Dirigiu-se a mim a passos firmes e confiantes, apesar do peso que carregava na mão.
Recordo-me, sobretudo, dos seus enormes e expressivos olhos verdes e da sua cabeça alva.
Mas, sobretudo, recordo-me daquele sorriso...
Era um sorriso que iluminava aquele corredor frio e escuro enquanto aguardava notícias.
Olhou para mim e perguntou-me porque estava triste. Não me deixou responder na sua traquinice habitual.
- Vou-te contar uma história, disse ele. Aqui, continuou, quando alguém está triste contámos histórias.
Durante largos minutos, vagueámos num país longínquo onde um pequeno dragão gostava de andar às escondidas e de saltar à corda com os meninos de uma pequena aldeia e que um belo dia encontrou um pote de ouro por baixo do arco-íris.
Durante aqueles minutos era eu e ele. Unidos numa cumplicidade estranha que me fez esquecer a angústia da espera e me fez partilhar gargalhadas felizes.
Entretanto, vieram buscá-lo. Estava na hora da medicação.
Virou-se para mim e perguntou: Estás feliz agora?
Respondi que sim. Então, rodeou-me o pescoço com o braço que tinha livre e deu-me um beijo na cara, segredando-me ao ouvido - Ainda bem.
No dia seguinte, depois de visitar o meu pai, fui até à ala de pediatria do IPO procurá-lo. Levava um livro para colorir e lápis com as cores do arco-íris.
Não o vi e perguntei por ele a uma das enfermeiras. Respondeu-me que tinha falecido durante a noite.

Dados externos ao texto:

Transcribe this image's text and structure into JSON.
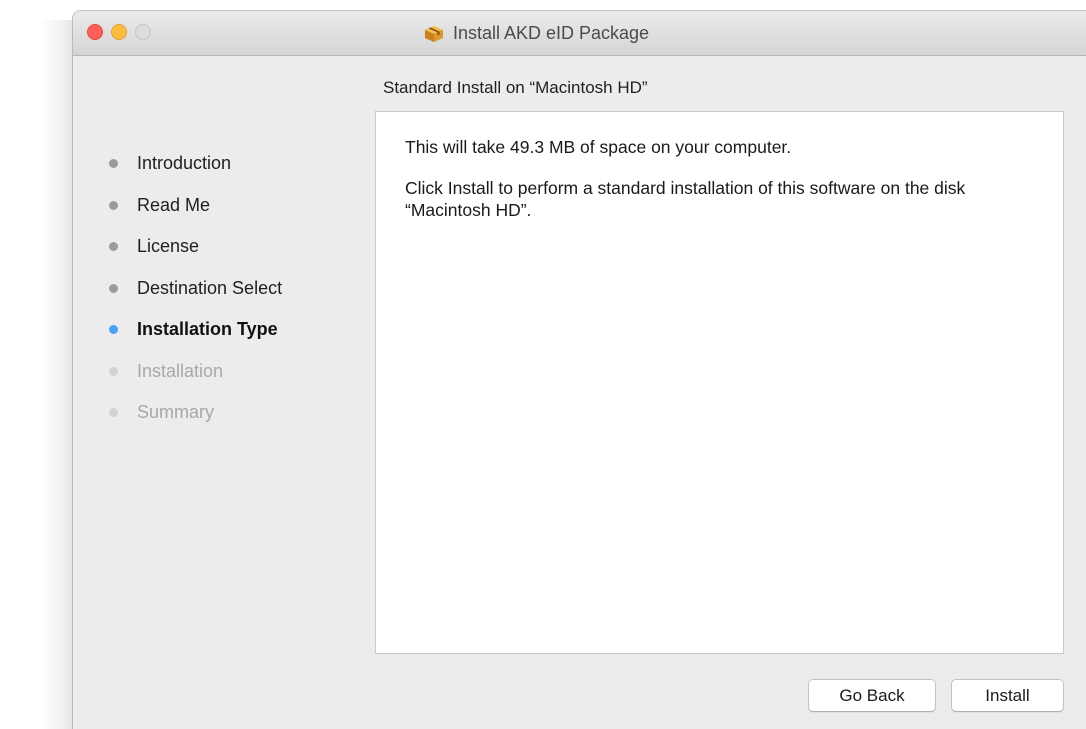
{
  "window": {
    "title": "Install AKD eID Package",
    "icon": "package-icon",
    "traffic_lights": {
      "close_color": "#fc605c",
      "minimize_color": "#fdbc40",
      "zoom_color": "#dcdcdc"
    }
  },
  "section_header": "Standard Install on “Macintosh HD”",
  "sidebar": {
    "active_color": "#4a9ef5",
    "steps": [
      {
        "label": "Introduction",
        "state": "done"
      },
      {
        "label": "Read Me",
        "state": "done"
      },
      {
        "label": "License",
        "state": "done"
      },
      {
        "label": "Destination Select",
        "state": "done"
      },
      {
        "label": "Installation Type",
        "state": "active"
      },
      {
        "label": "Installation",
        "state": "pending"
      },
      {
        "label": "Summary",
        "state": "pending"
      }
    ]
  },
  "content": {
    "paragraph_1": "This will take 49.3 MB of space on your computer.",
    "paragraph_2": "Click Install to perform a standard installation of this software on the disk “Macintosh HD”."
  },
  "buttons": {
    "back_label": "Go Back",
    "install_label": "Install"
  }
}
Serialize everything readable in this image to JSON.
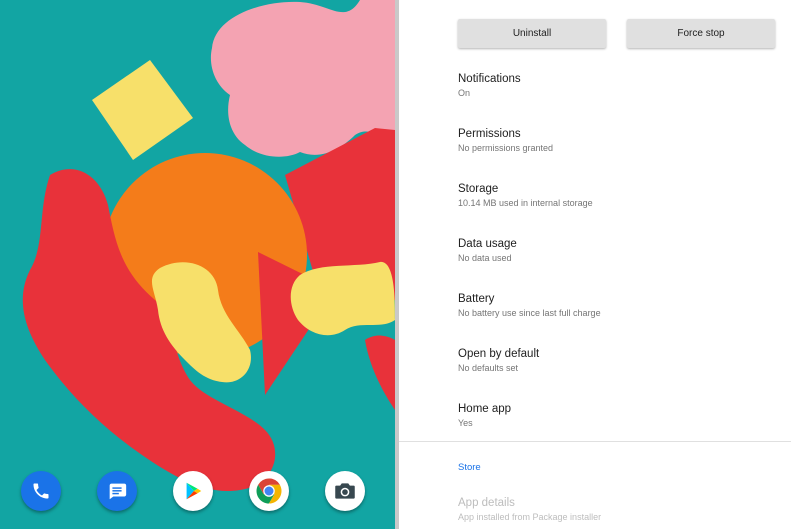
{
  "home": {
    "dock": [
      {
        "name": "Phone",
        "icon": "phone-icon",
        "color": "#1a73e8"
      },
      {
        "name": "Messages",
        "icon": "messages-icon",
        "color": "#1a73e8"
      },
      {
        "name": "Play Store",
        "icon": "play-store-icon",
        "color": "#ffffff"
      },
      {
        "name": "Chrome",
        "icon": "chrome-icon",
        "color": "#ffffff"
      },
      {
        "name": "Camera",
        "icon": "camera-icon",
        "color": "#ffffff"
      }
    ]
  },
  "settings": {
    "uninstall_label": "Uninstall",
    "force_stop_label": "Force stop",
    "prefs": [
      {
        "title": "Notifications",
        "summary": "On"
      },
      {
        "title": "Permissions",
        "summary": "No permissions granted"
      },
      {
        "title": "Storage",
        "summary": "10.14 MB used in internal storage"
      },
      {
        "title": "Data usage",
        "summary": "No data used"
      },
      {
        "title": "Battery",
        "summary": "No battery use since last full charge"
      },
      {
        "title": "Open by default",
        "summary": "No defaults set"
      },
      {
        "title": "Home app",
        "summary": "Yes"
      }
    ],
    "store_header": "Store",
    "app_details": {
      "title": "App details",
      "summary": "App installed from Package installer"
    },
    "accent_color": "#1a73e8"
  }
}
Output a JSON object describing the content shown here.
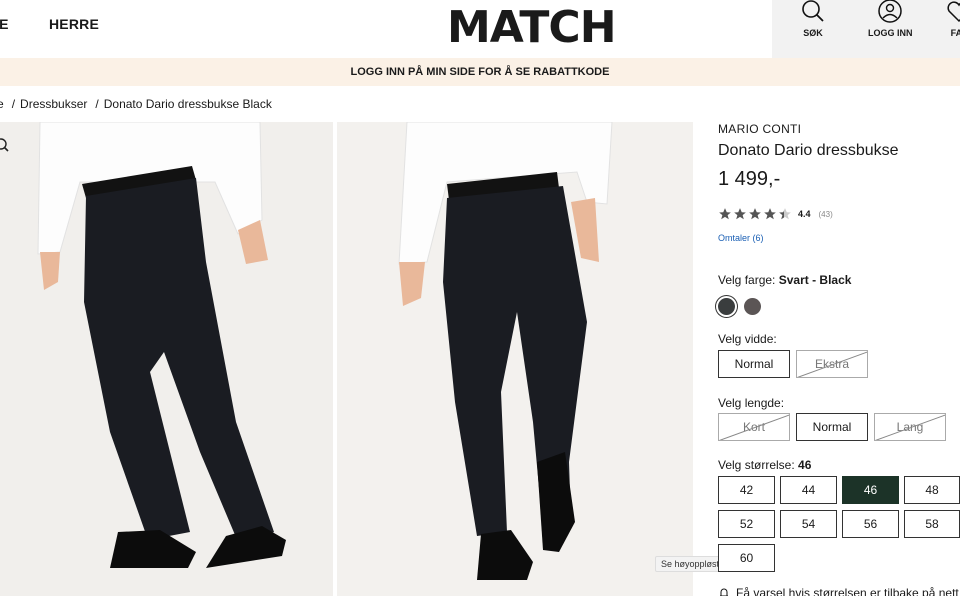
{
  "header": {
    "nav": [
      "IE",
      "HERRE"
    ],
    "logo": "MATCH",
    "tools": [
      {
        "label": "SØK",
        "icon": "search-icon"
      },
      {
        "label": "LOGG INN",
        "icon": "user-icon"
      },
      {
        "label": "FAV",
        "icon": "heart-icon"
      }
    ]
  },
  "promo": "LOGG INN PÅ MIN SIDE FOR Å SE RABATTKODE",
  "breadcrumb": [
    "e",
    "Dressbukser",
    "Donato Dario dressbukse Black"
  ],
  "gallery": {
    "tooltip": "Se høyoppløste bilder"
  },
  "product": {
    "brand": "MARIO CONTI",
    "title": "Donato Dario dressbukse",
    "price": "1 499,-",
    "rating": 4.4,
    "rating_value": "4.4",
    "rating_count": "(43)",
    "reviews": "Omtaler (6)",
    "color_label": "Velg farge:",
    "color_value": "Svart - Black",
    "colors": [
      "#3a3d3e",
      "#5b5555"
    ],
    "width_label": "Velg vidde:",
    "widths": [
      "Normal",
      "Ekstra"
    ],
    "length_label": "Velg lengde:",
    "lengths": [
      "Kort",
      "Normal",
      "Lang"
    ],
    "size_label": "Velg størrelse:",
    "size_value": "46",
    "sizes": [
      "42",
      "44",
      "46",
      "48",
      "52",
      "54",
      "56",
      "58",
      "60"
    ],
    "notice": "Få varsel hvis størrelsen er tilbake på nett"
  },
  "colors": {
    "accent": "#1c3328",
    "promo_bg": "#fbf1e6",
    "link": "#1a5fb4"
  }
}
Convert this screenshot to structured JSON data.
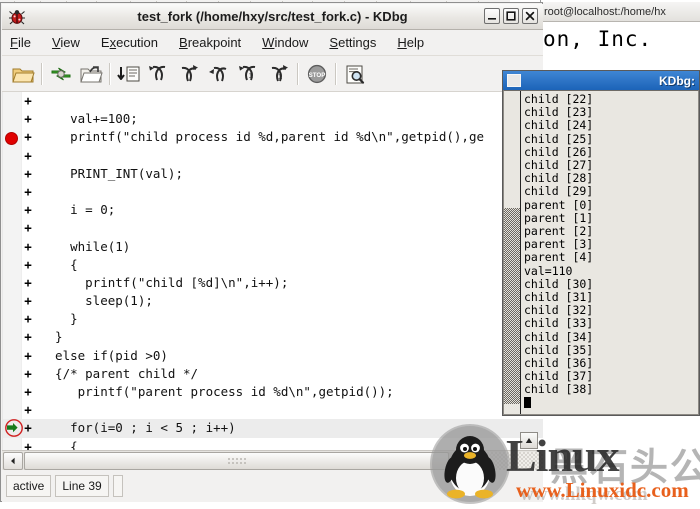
{
  "background_window": {
    "title": "root@localhost:/home/hx",
    "line1": "on, Inc.",
    "line2": ""
  },
  "main_window": {
    "title": "test_fork (/home/hxy/src/test_fork.c) - KDbg",
    "icon": "kdbg-bug-icon",
    "title_buttons": [
      {
        "name": "minimize-button",
        "glyph": "minimize-icon"
      },
      {
        "name": "maximize-button",
        "glyph": "maximize-icon"
      },
      {
        "name": "close-button",
        "glyph": "close-icon"
      }
    ],
    "menu": [
      {
        "label": "File",
        "accel": "F"
      },
      {
        "label": "View",
        "accel": "V"
      },
      {
        "label": "Execution",
        "accel": "x"
      },
      {
        "label": "Breakpoint",
        "accel": "B"
      },
      {
        "label": "Window",
        "accel": "W"
      },
      {
        "label": "Settings",
        "accel": "S"
      },
      {
        "label": "Help",
        "accel": "H"
      }
    ],
    "toolbar": [
      {
        "name": "open-folder-button",
        "icon": "open-folder-icon"
      },
      {
        "name": "separator-1",
        "icon": "separator"
      },
      {
        "name": "reload-button",
        "icon": "reload-icon"
      },
      {
        "name": "executable-button",
        "icon": "open-executable-icon"
      },
      {
        "name": "separator-2",
        "icon": "separator"
      },
      {
        "name": "run-button",
        "icon": "run-to-cursor-icon"
      },
      {
        "name": "step-into-button",
        "icon": "step-into-icon"
      },
      {
        "name": "step-over-button",
        "icon": "step-over-icon"
      },
      {
        "name": "step-out-button",
        "icon": "step-out-icon"
      },
      {
        "name": "step-into-instr-button",
        "icon": "step-into-instruction-icon"
      },
      {
        "name": "step-over-instr-button",
        "icon": "step-over-instruction-icon"
      },
      {
        "name": "separator-3",
        "icon": "separator"
      },
      {
        "name": "stop-button",
        "icon": "stop-icon"
      },
      {
        "name": "separator-4",
        "icon": "separator"
      },
      {
        "name": "find-button",
        "icon": "find-icon"
      }
    ],
    "source": {
      "marker_plus": "+",
      "lines": [
        {
          "text": "",
          "bp": false,
          "pc": false
        },
        {
          "text": "    val+=100;",
          "bp": false,
          "pc": false
        },
        {
          "text": "    printf(\"child process id %d,parent id %d\\n\",getpid(),ge",
          "bp": true,
          "pc": false
        },
        {
          "text": "",
          "bp": false,
          "pc": false
        },
        {
          "text": "    PRINT_INT(val);",
          "bp": false,
          "pc": false
        },
        {
          "text": "",
          "bp": false,
          "pc": false
        },
        {
          "text": "    i = 0;",
          "bp": false,
          "pc": false
        },
        {
          "text": "",
          "bp": false,
          "pc": false
        },
        {
          "text": "    while(1)",
          "bp": false,
          "pc": false
        },
        {
          "text": "    {",
          "bp": false,
          "pc": false
        },
        {
          "text": "      printf(\"child [%d]\\n\",i++);",
          "bp": false,
          "pc": false
        },
        {
          "text": "      sleep(1);",
          "bp": false,
          "pc": false
        },
        {
          "text": "    }",
          "bp": false,
          "pc": false
        },
        {
          "text": "  }",
          "bp": false,
          "pc": false
        },
        {
          "text": "  else if(pid >0)",
          "bp": false,
          "pc": false
        },
        {
          "text": "  {/* parent child */",
          "bp": false,
          "pc": false
        },
        {
          "text": "     printf(\"parent process id %d\\n\",getpid());",
          "bp": false,
          "pc": false
        },
        {
          "text": "",
          "bp": false,
          "pc": false
        },
        {
          "text": "    for(i=0 ; i < 5 ; i++)",
          "bp": false,
          "pc": true
        },
        {
          "text": "    {",
          "bp": false,
          "pc": false
        }
      ]
    },
    "status": {
      "state": "active",
      "line": "Line 39"
    }
  },
  "kdbg_output_window": {
    "title": "KDbg:",
    "lines": [
      "child [22]",
      "child [23]",
      "child [24]",
      "child [25]",
      "child [26]",
      "child [27]",
      "child [28]",
      "child [29]",
      "parent [0]",
      "parent [1]",
      "parent [2]",
      "parent [3]",
      "parent [4]",
      "val=110",
      "child [30]",
      "child [31]",
      "child [32]",
      "child [33]",
      "child [34]",
      "child [35]",
      "child [36]",
      "child [37]",
      "child [38]"
    ]
  },
  "watermark": {
    "brand": "Linux",
    "cn": "黑石头公社",
    "url": "www.Linuxidc.com",
    "url_ghost": "www.hkqw.com",
    "accent": "#e8601c"
  },
  "colors": {
    "titlebar_active": "#1c63b8",
    "breakpoint": "#e00000",
    "pc_arrow": "#157a1a",
    "pc_ring": "#d02020",
    "window_bg": "#f2f1f0",
    "output_bg": "#e9e7e1"
  }
}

Foi há 22 anos mas nunca me esqueci daquela criança de seis anos que teve a magia de me fazer feliz.
O seu nome? João.
7 comentários:
Caraças Ni... fizeste-me sorrir e chorar ao mesmo tempo... obrigada por teres partilhado essa história...
Bjo gde
Querida Gugui, decidi partilhar não com o intuito de colocar um post lamechas porque o João não merecia isso.
Ele teve o condão de espalhar felicidade por todos os que tiveram o privilégio de conviver com ele. E é isso que quero realçar.
Beijo
"Ele teve o condão de espalhar felicidade por todos os que tiveram o privilégio de conviver com ele."
Se um dia disserem isso de mim, já valeu a pena viver.
Concordo contigo Abobrinha. Aquela criança com apenas seis anos conseguiu o que muitos de nós, por mais anos que andemos cá, não conseguimos.
Ni,
Não achei a história lamechas, muito pelo contrário, é de uma beleza extrema... simplesmente me fez lembrar uma história parecida...
Estava do outro lado e resolvi passar por aqui para te deixar um bjinho.
Gugui, eu entendi. :-)
Teresa, sei que estou em falta contigo.